The SBA discovered March 25 that personal information might have been inadvertently disclosed, according to a letter sent by the SBA and shared with The Washington Post by Covid Loan Tracker, a community of 17,000 small-business owners tracing information on government loans. Personal information may have included names, Social Security numbers, addresses, birth dates, email addresses, phone numbers, citizenship status and insurance information. The letter, dated April 13, said there were no signs that the information had been misused.
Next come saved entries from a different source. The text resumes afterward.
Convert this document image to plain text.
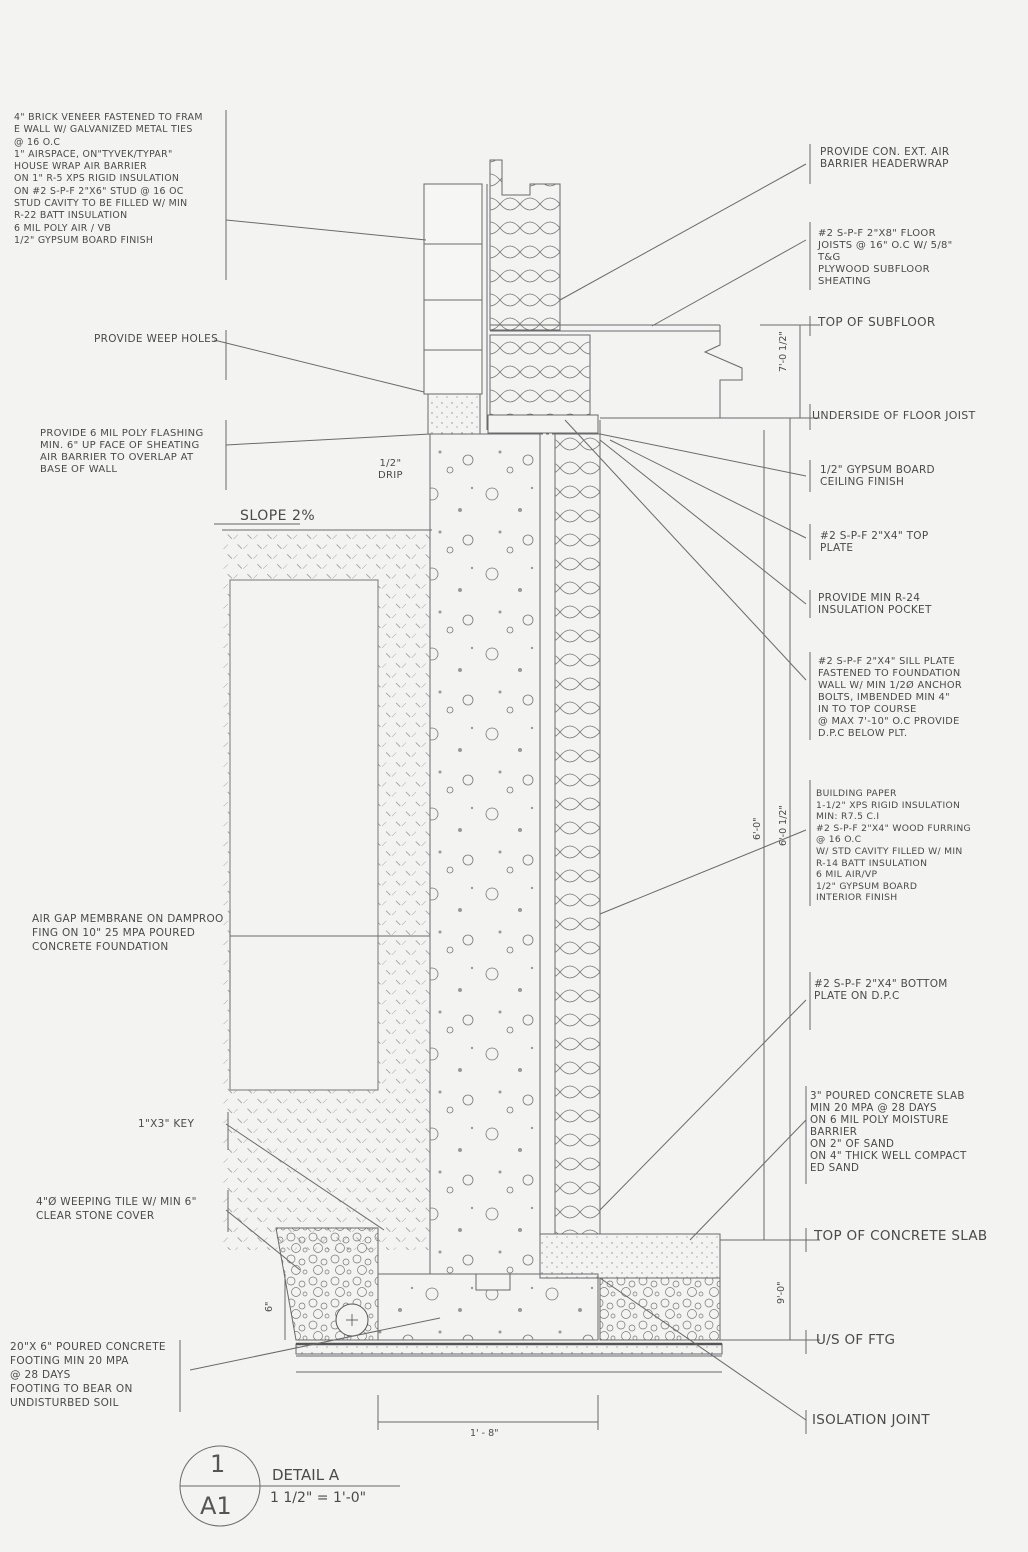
4" BRICK VENEER FASTENED TO FRAM
E WALL W/ GALVANIZED METAL TIES
@ 16 O.C
1" AIRSPACE, ON"TYVEK/TYPAR"
HOUSE WRAP AIR BARRIER
ON 1" R-5 XPS RIGID INSULATION
ON #2 S-P-F 2"X6" STUD @ 16 OC
STUD CAVITY TO BE FILLED W/ MIN
R-22 BATT INSULATION
6 MIL POLY AIR / VB
1/2" GYPSUM BOARD FINISH
PROVIDE WEEP HOLES
PROVIDE 6 MIL POLY FLASHING
MIN. 6" UP FACE OF SHEATING
AIR BARRIER TO OVERLAP AT
BASE OF WALL
AIR GAP MEMBRANE ON DAMPROO
FING ON 10" 25 MPA POURED
CONCRETE FOUNDATION
1"X3" KEY
4"Ø WEEPING TILE W/ MIN 6"
CLEAR STONE COVER
20"X 6" POURED CONCRETE
FOOTING MIN 20 MPA
@ 28 DAYS
FOOTING TO BEAR ON
UNDISTURBED SOIL
PROVIDE CON. EXT. AIR
BARRIER HEADERWRAP
#2 S-P-F 2"X8" FLOOR
JOISTS @ 16" O.C W/ 5/8"
T&G
PLYWOOD SUBFLOOR
SHEATING
TOP OF SUBFLOOR
UNDERSIDE OF FLOOR JOIST
1/2" GYPSUM BOARD
CEILING FINISH
#2 S-P-F 2"X4" TOP
PLATE
PROVIDE MIN R-24
INSULATION POCKET
#2 S-P-F 2"X4" SILL PLATE
FASTENED TO FOUNDATION
WALL W/ MIN 1/2Ø ANCHOR
BOLTS, IMBENDED MIN 4"
IN TO TOP COURSE
@ MAX 7'-10" O.C PROVIDE
D.P.C BELOW PLT.
BUILDING PAPER
1-1/2" XPS RIGID INSULATION
MIN: R7.5 C.I
#2 S-P-F 2"X4" WOOD FURRING
@ 16 O.C
W/ STD CAVITY FILLED W/ MIN
R-14 BATT INSULATION
6 MIL AIR/VP
1/2" GYPSUM BOARD
INTERIOR FINISH
#2 S-P-F 2"X4" BOTTOM
PLATE ON D.P.C
3" POURED CONCRETE SLAB
MIN 20 MPA @ 28 DAYS
ON 6 MIL POLY MOISTURE
BARRIER
ON 2" OF SAND
ON 4" THICK WELL COMPACT
ED SAND
TOP OF CONCRETE SLAB
U/S OF FTG
ISOLATION JOINT
1/2"
DRIP
SLOPE 2%
7'-0 1/2"
6'-0" 6'-0 1/2"
6"
9'-0"
1' - 8"
1
A1
DETAIL A
1 1/2" = 1'-0"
The SBA did not immediately answer questions about how long the breach lasted or how it was discovered. Businesses that may have been affected were notified by the SBA and offered one free year of credit monitoring.
Even before the data issue, the EIDL program was crushed by a flood of applications that strained allocated funding and kept businesses waiting weeks, rather than days, for money. The loans are primarily meant to help small businesses cover rent or other expenses before larger loans come their way, and are designed to be disbursed within three days of an application.